The Hellfire Club(15)



“What about you?” MacLachlan asked.

“Mine worked,” Charlie said, wincing slightly. He took a sip from his glass and looked down, as if there were answers in the ice cubes.

“And then?” Strongfellow asked after the pause grew uncomfortable.

Charlie exhaled dramatically, as if he were exhausted. “The platoon sergeant and the other guys ran outside, vomiting. Their masks were worthless. If they’d stayed to save Rodriguez and the family, they would have died. The mortars started moving north. Somehow I managed to push the beam enough to wedge Rodriguez out and get him outside in the fresh air. But he was in bad shape. Foaming at the mouth. Eyes crossed. Skin turning green.”

“What was it?” Strongfellow asked. “Mustard?”

“Don’t know,” Charlie said. “We left the barn at once. Rodriguez was messed up. We had a few of the guys take him to an aid station a couple miles back. Toward the beach. He died before he got there, we later were told. My other two men also got wounded in the process. Shot. They survived, but we never saw them again either. Haber, Scully. Shipped back home. Whole thing was FUBAR.”

There was a pause as Strongfellow and MacLachlan collected their thoughts.

“The French family?” MacLachlan finally asked. “The dad and his two kids?”

Charlie shook his head.

“So this is why you want to block Goodstone?” MacLachlan continued. “They made the gas masks?”

“They did, sir,” Charlie said.

“Did you report it?” MacLachlan asked.

“Yes, sir,” Charlie said. “To my CO. And then later, with paperwork related to Rodriguez’s death.”

“Did they ever own up to it?” asked MacLachlan. “Issue any sort of report explaining what happened and why it will never happen again? Compensate the Rodriguez family?”

“You know, I wondered that as well,” Charlie said. “After the markup, I had an aide look into it. Best I can tell, Goodstone did nothing. Though the army did tell me they notified the company.”

“Good Lord,” MacLachlan said, shaking his head. “Wish I could say I was surprised.”

“You going to keep pushing it?” Strongfellow asked. “Carlin seemed pretty PO’ed.”

Before they could continue the conversation, there was a knock at the door and a black man in his thirties wearing a gray flannel suit poked his head into the room.

“Is this the card game?” he asked.

There was an uncomfortable silence as the roomful of white veterans decided what to do.
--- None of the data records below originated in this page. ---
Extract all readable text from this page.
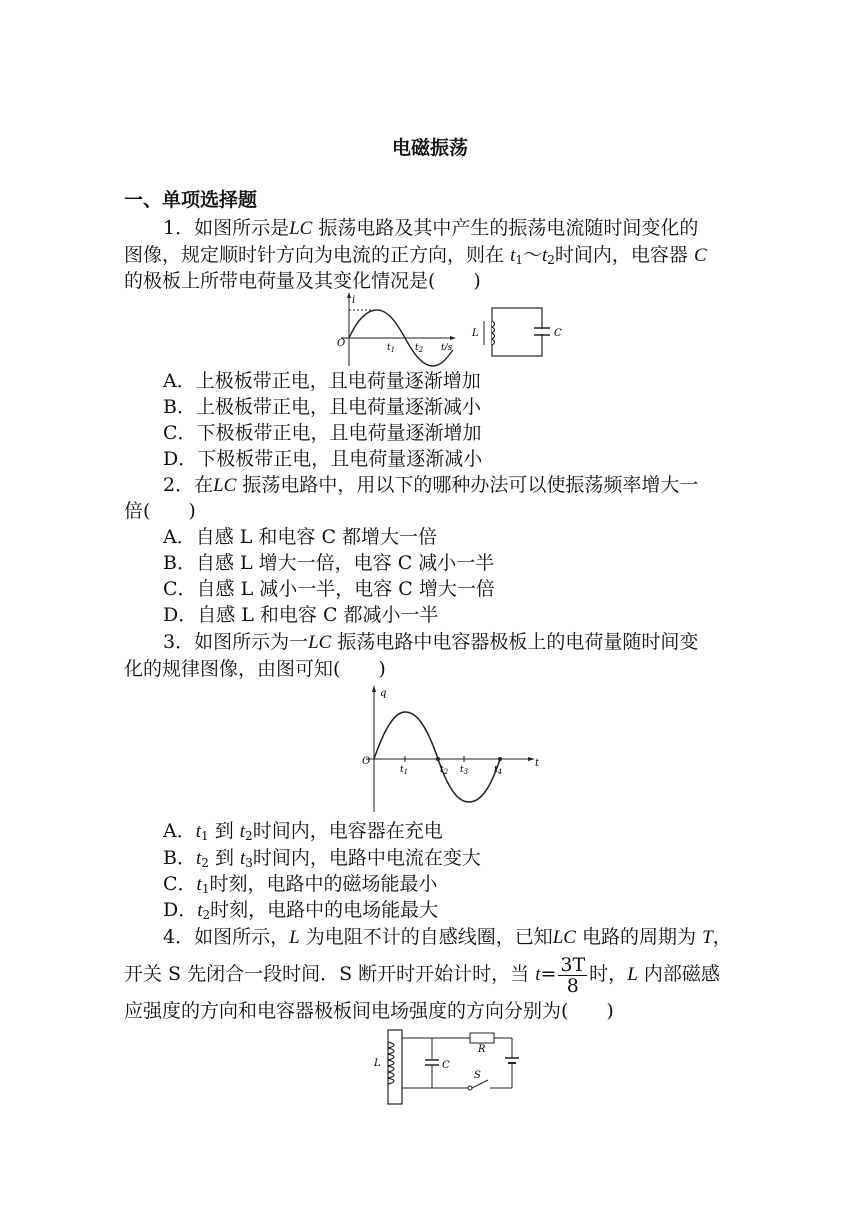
电磁振荡
一、单项选择题
1．如图所示是LC 振荡电路及其中产生的振荡电流随时间变化的
图像，规定顺时针方向为电流的正方向，则在 $t_1\sim t_2$时间内，电容器 C
的极板上所带电荷量及其变化情况是(　　)
i
O	$t_1$ $t_2$ t/s
L	C
A．上极板带正电，且电荷量逐渐增加
B．上极板带正电，且电荷量逐渐减小
C．下极板带正电，且电荷量逐渐增加
D．下极板带正电，且电荷量逐渐减小
2．在LC 振荡电路中，用以下的哪种办法可以使振荡频率增大一
倍(　　)
A．自感 L 和电容 C 都增大一倍
B．自感 L 增大一倍，电容 C 减小一半
C．自感 L 减小一半，电容 C 增大一倍
D．自感 L 和电容 C 都减小一半
3．如图所示为一LC 振荡电路中电容器极板上的电荷量随时间变
化的规律图像，由图可知(　　)
q
O
$t_1$	$t_2$ $t_3$	$t_4$
t
A．$t_1$ 到 $t_2$时间内，电容器在充电
B．$t_2$ 到 $t_3$时间内，电路中电流在变大
C．$t_1$时刻，电路中的磁场能最小
D．$t_2$时刻，电路中的电场能最大
4．如图所示，L 为电阻不计的自感线圈，已知LC 电路的周期为 T，
开关 S 先闭合一段时间．S 断开时开始计时，当 $t= \frac{3T}{8}$ 时，L 内部磁感
应强度的方向和电容器极板间电场强度的方向分别为(　　)
L	C
R
S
Washington, DC, like much of the nation, remained segregated in almost every way.

“You sure you’re in the right place?” one of the congressmen in the back of the room asked.

“This is the card game for veterans, unless I am mistaken,” the man said. He thrust a hand into his baggy trouser pocket, then slowly began to extricate it. He raised his hand; between his fingers dangled a blue-and-white-striped ribbon with one strip of red in the middle. Attached to the ribbon swung a small bronze replica of a propeller laid upon a cross pattée.

A Distinguished Flying Cross.

Charlie realized the man with the medal was Isaiah Street, a former Tuskegee Airman, one of the elite flying aces in segregated units of the U.S. Army Air Forces and a particularly decorated one at that. He and Representative Adam Clayton Powell Jr. of New York were the only black men in Congress.

“I got a Purple Heart, too, in my other jacket,” Street said. “But all I did to earn that one was not die.”

“We need a fourth over here, Congressman,” Charlie said, glancing at Strongfellow and MacLachlan, who nodded to affirm the invitation. The rest of the room turned back to their card games.

“Thank you, gentlemen,” Street said, taking off his jacket as the other three finished up their hand. MacLachlan won with a full house.

“My deal,” said Strongfellow. “Texas hold ’em okay?”

“Only if we stick with cash,” Charlie said. “I can’t call if Street throws down his Distinguished Flying Cross.”

Street laughed. “I like to get in the door on the first try,” he said.

Strongfellow dealt each man two cards and placed three other shared cards faceup on the table. The men fell into a brief silence, each contemplating his pair.

“Check,” said MacLachlan, and then he glanced at Charlie with one bushy eyebrow raised. “I hear you’ve been shanghaied by Kefauver to sign up for his latest publicity tour.”

“What’s he up to now?” asked Street. “Check.”

“Check,” said Charlie.

“Check,” said Strongfellow. He threw down a fourth shared card in the middle of the table.

“Nickel in,” said MacLachlan, throwing a coin into the pot. “Oh, he’s cooked up a bullshit hearing about comic books being the reason for urban crime waves,” MacLachlan said. “Kefauver’s latest attempt to cast himself as a white knight in preparation for ’56.”

After Street anted up, Charlie came to terms with the fact that he was holding a garbage hand.

“I’m out,” he said.

“Raise,” said Strongfellow, tossing a dime into the pot. He slid the fifth and final shared card faceup, prompting a harrumph from MacLachlan.